We conclude that flavonoids are able to exert pleiotropic protective effects under high glucose conditions (Figure 4). We observed that flavonoids were able to inhibit overactivation of PARP-1, thereby preventing a fall in NAD+ levels. Furthermore we observed that flavonoids are able to inhibit aldose reductase activity, preventing an additional decrease in NAD+ levels. Moreover, because of the known antioxidant properties of flavonoids they are also able to prevent the deleterious effects of reactive oxygen species which can be formed when a redox imbalance is present. In conclusion, the combination of all these effects is most likely the reason why flavonoids were able to protect endothelial cells against a high glucose induced drop in NAD+ levels in an in vitro system.
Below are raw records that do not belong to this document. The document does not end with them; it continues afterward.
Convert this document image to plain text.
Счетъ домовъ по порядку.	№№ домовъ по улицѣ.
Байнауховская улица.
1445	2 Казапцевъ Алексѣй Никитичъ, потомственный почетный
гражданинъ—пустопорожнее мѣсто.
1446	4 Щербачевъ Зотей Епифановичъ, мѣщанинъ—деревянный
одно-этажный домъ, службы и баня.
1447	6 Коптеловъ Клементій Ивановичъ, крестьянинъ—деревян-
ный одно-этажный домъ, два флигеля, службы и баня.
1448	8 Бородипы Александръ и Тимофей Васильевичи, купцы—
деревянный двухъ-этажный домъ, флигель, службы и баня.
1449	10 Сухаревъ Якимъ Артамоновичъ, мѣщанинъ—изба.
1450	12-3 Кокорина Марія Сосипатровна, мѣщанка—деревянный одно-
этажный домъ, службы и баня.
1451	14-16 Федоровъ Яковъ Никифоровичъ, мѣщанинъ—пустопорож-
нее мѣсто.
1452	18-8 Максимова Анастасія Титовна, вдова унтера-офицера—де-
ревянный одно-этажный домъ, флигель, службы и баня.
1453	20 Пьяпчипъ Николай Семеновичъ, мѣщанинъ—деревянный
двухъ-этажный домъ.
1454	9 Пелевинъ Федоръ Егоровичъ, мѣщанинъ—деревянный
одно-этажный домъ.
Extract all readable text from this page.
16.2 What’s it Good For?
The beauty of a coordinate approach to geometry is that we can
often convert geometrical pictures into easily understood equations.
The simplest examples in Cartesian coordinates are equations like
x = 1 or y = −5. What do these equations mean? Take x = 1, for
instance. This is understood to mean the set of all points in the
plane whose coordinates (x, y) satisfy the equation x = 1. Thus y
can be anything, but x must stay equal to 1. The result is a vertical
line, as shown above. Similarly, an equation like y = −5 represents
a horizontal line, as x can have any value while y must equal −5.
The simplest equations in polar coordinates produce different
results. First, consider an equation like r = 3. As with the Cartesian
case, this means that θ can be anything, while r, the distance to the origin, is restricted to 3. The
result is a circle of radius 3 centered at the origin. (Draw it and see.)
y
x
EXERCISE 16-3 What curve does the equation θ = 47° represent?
Figure 4: Flavonoids can protect cells under hyperglycemic stress in several ways. First, flavonoids are able to inhibit overactivation of PARP-1, preventing a decrease in NAD+ levels. Furthermore, flavonoids are able to inhibit aldose reductase activity, preventing an additional decrease in NAD+ and NADH levels. Also, because of their antioxidant properties, flavonoids are able to prevent damaging effects of oxidative stress. By a combination of all these effects flavonoids are able to protect cells against high glucose induced damage.

Conflict of Interests

The authors declare that there is no conflict of interests regarding the publication of this paper.